Discovering Consecutive Repetitive Patterns in a String

Question 1

This is what I used for a similar problem:

<?php

$input="AACABABCABCABCP";

//Prepare index array (A..Z) - adapt to your character range
$idx=array();
for ($i="A"; strlen($i)==1; $i++) $idx[$i]=array();

//Prepare hits array
$hits=array();

//Loop
$len=strlen($input);
for ($i=0;$i<$len;$i++) {

    //Current character
    $current=$input[$i];

    //Cycle past occurrences of character
    foreach ($idx[$current] as $offset) {

        //Check if substring from past occurrence to now matches oncoming
        $matchlen=$i-$offset;
        $match=substr($input,$offset,$matchlen);
        if ($match==substr($input,$i,$matchlen)) {
            //match found - store it
            if (isset($hits[$match])) $hits[$match][]=$i;
            else $hits[$match]=array($offset,$i);
        }
    }

    //Store current character in index
    $idx[$current][]=$i;
}

print_r($hits);

?>

I suspect it to be O(N*N/M) time with N being string length and M being the width of the character range.

It outputs what I think are the correct answers for your example.

Edit:

This algo hast the advantage of keeping valid scores while running, so it is usable for streams, asl long as you can look-ahaead via some buffering.

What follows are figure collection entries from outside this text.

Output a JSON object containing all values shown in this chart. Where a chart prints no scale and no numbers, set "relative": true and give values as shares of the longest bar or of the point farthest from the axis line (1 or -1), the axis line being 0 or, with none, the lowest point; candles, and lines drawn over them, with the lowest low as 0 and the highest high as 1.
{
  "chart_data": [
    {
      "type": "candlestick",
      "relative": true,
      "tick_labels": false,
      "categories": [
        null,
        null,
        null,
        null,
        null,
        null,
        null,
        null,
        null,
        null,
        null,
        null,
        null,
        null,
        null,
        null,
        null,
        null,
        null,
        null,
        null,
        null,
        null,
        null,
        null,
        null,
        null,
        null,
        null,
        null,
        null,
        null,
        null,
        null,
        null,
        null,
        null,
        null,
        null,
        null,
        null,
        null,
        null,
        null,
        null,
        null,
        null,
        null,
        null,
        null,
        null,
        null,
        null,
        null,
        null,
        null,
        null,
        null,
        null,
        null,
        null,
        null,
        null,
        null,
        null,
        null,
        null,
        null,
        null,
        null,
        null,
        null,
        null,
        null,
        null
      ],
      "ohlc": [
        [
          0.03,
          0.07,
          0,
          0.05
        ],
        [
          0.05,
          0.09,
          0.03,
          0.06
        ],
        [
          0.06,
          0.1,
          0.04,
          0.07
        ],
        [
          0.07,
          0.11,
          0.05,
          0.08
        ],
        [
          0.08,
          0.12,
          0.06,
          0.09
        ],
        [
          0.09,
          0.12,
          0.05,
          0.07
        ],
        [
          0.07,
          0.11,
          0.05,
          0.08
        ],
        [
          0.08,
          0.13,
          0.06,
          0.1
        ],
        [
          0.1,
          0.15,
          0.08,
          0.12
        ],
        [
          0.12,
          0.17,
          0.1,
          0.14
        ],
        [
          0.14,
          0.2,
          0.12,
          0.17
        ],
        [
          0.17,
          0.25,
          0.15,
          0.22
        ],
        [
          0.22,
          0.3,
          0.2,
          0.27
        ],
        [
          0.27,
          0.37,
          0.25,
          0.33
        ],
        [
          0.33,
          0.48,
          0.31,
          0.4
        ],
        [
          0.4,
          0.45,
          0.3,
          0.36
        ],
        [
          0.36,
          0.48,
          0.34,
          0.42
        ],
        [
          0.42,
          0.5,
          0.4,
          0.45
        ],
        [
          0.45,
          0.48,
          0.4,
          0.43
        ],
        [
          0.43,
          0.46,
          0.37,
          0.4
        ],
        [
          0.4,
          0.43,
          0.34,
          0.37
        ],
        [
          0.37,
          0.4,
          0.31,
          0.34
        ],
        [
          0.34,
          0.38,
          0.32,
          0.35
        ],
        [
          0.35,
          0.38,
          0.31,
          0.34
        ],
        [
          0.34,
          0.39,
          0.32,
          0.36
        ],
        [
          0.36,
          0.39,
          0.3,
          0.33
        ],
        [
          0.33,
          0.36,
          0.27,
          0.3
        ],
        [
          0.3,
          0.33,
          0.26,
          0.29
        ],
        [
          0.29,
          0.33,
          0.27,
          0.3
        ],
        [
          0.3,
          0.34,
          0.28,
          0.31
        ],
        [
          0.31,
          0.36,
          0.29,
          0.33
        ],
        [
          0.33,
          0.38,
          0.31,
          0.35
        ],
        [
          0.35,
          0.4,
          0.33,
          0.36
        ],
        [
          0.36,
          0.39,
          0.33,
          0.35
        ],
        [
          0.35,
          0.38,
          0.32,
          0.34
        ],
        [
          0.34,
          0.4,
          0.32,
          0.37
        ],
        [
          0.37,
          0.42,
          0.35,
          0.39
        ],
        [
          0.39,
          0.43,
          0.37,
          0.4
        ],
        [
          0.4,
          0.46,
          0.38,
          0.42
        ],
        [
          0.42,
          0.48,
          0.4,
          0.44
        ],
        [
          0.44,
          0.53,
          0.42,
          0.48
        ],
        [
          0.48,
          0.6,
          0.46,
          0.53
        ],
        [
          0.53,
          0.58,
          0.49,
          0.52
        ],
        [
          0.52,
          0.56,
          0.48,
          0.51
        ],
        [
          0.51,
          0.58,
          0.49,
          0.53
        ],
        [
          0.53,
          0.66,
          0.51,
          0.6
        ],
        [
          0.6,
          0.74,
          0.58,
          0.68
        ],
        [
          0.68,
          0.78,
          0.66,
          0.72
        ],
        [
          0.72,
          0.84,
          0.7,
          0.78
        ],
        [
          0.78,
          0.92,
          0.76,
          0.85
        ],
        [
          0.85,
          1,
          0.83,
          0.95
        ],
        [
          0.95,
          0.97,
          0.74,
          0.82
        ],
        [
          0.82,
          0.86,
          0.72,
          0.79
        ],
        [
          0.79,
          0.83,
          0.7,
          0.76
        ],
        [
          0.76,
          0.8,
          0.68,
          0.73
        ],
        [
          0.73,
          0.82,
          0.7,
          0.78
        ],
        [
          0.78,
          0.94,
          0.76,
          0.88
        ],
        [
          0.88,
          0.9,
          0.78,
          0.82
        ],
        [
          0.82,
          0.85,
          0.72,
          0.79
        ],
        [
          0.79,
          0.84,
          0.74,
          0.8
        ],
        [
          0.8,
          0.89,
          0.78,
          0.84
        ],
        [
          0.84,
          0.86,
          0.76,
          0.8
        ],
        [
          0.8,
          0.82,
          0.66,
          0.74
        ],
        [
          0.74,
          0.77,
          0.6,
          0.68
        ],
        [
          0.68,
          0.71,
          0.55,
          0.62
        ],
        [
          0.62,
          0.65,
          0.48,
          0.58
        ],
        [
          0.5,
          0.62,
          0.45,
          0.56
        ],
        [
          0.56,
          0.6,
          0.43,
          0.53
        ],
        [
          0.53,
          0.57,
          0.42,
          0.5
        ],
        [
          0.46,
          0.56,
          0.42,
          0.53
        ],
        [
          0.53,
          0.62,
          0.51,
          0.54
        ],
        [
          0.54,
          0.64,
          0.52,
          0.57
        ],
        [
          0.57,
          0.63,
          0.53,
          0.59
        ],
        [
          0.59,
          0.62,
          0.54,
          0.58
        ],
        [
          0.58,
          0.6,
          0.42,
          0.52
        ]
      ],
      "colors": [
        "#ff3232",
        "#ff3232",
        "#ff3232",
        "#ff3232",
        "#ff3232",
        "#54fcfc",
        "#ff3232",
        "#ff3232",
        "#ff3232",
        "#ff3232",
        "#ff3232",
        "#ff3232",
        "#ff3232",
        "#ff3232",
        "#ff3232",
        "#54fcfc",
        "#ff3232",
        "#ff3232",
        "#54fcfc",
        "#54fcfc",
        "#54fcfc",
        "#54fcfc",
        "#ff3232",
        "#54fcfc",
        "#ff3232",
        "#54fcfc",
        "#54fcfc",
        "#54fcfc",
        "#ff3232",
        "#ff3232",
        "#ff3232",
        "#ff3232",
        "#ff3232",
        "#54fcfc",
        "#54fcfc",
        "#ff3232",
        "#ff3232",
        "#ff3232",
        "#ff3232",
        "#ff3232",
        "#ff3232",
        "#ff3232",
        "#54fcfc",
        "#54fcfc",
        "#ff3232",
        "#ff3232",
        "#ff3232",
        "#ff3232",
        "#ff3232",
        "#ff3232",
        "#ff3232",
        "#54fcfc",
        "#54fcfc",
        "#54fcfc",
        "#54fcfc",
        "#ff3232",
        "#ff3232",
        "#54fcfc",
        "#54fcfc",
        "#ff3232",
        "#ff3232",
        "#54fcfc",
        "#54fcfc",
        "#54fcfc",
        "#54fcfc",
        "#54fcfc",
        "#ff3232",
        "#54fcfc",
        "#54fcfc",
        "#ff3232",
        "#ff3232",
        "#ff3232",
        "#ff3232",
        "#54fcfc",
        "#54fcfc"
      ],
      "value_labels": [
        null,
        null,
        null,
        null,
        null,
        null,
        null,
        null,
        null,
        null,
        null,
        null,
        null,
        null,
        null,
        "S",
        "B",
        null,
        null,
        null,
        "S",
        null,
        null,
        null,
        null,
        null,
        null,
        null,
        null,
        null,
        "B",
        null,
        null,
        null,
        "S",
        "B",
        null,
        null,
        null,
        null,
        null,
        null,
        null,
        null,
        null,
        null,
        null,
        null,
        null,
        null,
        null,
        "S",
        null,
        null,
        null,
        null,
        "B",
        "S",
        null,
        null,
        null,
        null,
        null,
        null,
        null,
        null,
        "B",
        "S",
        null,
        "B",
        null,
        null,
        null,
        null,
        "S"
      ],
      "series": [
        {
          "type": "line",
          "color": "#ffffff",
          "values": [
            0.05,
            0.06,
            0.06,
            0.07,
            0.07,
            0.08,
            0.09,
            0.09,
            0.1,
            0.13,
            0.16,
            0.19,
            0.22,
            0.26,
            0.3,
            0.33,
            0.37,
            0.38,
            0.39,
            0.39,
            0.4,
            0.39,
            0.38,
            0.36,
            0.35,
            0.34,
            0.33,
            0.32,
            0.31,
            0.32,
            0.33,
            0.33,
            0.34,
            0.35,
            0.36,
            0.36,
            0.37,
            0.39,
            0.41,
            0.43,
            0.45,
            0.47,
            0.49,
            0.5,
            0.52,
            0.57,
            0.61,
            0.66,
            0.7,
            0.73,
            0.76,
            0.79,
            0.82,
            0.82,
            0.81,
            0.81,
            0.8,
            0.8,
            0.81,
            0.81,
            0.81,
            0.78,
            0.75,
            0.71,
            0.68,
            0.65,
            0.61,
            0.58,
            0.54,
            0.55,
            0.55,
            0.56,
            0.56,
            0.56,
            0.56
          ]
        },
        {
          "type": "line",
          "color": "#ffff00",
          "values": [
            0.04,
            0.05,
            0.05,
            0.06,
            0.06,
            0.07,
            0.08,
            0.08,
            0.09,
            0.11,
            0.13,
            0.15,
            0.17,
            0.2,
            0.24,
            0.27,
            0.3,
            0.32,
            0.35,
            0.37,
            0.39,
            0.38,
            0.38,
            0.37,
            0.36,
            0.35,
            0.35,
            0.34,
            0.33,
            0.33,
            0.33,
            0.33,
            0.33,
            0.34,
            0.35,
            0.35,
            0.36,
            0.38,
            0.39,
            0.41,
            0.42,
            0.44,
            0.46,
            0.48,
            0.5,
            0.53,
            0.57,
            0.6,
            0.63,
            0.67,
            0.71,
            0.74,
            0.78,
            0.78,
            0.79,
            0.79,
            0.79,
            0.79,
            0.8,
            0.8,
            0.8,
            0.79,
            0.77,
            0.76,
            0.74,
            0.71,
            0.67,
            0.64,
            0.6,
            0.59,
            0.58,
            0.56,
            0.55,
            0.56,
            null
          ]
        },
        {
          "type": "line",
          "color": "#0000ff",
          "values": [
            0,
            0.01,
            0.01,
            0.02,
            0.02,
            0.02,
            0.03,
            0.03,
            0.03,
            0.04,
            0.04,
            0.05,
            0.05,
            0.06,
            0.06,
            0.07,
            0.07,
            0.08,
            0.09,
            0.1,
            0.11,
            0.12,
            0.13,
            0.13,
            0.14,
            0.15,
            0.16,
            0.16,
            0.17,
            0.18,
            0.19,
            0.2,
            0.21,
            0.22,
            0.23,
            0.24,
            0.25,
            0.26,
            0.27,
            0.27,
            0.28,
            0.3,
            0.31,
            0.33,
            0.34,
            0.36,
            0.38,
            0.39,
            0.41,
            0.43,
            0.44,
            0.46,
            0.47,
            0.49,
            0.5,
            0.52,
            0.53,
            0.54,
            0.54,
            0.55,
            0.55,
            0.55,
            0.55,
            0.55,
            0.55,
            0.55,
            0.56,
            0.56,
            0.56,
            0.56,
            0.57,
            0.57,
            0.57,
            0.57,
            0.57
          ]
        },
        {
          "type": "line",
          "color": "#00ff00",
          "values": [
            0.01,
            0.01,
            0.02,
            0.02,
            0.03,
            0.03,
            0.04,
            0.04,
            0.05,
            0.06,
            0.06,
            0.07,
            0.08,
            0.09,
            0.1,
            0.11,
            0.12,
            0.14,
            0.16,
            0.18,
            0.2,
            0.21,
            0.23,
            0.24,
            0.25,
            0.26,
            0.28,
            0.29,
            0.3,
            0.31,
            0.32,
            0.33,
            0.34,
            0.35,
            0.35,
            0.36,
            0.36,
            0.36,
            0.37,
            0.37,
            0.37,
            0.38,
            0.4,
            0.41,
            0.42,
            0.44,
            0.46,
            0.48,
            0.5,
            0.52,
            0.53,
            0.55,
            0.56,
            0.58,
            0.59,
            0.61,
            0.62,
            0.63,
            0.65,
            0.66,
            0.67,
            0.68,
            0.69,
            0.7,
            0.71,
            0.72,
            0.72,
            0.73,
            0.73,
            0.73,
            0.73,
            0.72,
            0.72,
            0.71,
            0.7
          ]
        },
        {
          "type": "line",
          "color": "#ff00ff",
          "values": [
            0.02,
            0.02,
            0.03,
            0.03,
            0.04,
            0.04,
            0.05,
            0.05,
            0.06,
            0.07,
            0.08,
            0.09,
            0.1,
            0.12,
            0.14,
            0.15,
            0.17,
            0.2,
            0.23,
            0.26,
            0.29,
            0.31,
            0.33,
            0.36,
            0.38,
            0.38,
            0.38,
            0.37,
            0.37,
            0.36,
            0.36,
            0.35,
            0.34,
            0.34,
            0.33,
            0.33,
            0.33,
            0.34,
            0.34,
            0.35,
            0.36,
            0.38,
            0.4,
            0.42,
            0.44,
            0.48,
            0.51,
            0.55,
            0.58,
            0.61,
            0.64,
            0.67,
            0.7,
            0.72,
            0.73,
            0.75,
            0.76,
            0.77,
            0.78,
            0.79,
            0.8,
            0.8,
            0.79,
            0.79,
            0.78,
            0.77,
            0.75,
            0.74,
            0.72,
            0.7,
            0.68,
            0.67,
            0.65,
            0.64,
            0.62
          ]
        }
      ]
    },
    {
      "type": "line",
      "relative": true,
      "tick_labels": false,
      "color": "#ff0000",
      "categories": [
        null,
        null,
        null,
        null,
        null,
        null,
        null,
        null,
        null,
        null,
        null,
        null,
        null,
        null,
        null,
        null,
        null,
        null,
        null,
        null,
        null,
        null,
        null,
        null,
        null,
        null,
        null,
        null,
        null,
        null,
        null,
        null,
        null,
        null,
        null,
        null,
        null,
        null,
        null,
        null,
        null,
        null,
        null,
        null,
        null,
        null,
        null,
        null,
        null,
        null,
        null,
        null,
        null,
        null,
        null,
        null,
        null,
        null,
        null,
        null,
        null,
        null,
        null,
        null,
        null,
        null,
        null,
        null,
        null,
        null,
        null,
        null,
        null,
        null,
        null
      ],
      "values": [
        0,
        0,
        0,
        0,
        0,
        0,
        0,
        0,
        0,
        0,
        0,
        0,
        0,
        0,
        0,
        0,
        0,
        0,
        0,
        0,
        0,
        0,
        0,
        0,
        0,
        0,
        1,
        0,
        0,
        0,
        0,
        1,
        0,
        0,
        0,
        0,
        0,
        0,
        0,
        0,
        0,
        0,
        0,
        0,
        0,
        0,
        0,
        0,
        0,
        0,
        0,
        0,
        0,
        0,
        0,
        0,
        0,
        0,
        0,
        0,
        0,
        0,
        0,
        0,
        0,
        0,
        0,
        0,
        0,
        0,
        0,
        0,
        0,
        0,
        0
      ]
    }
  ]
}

It pays for this with efficiency.

Edit 2:

If one were to allow a maximum length for repetition detection, this will decrease space and time usage: Expelling too "early" past occurrences via something like if ($matchlen>MAX_MATCH_LEN) ... limits index size and string comparison length

Question 2

Suffix tree related algorithms are useful here.

One is described in Algorithms on Strings, Trees and Sequences by Dan Gusfield (Chapter 9.6). It uses a combination of divide-and-conquer approach and suffix trees and has time complexity O(N log N + Z) where Z is the number of substring repetitions.

The same book describes simpler O(N²) algorithm for this problem, also using suffix trees.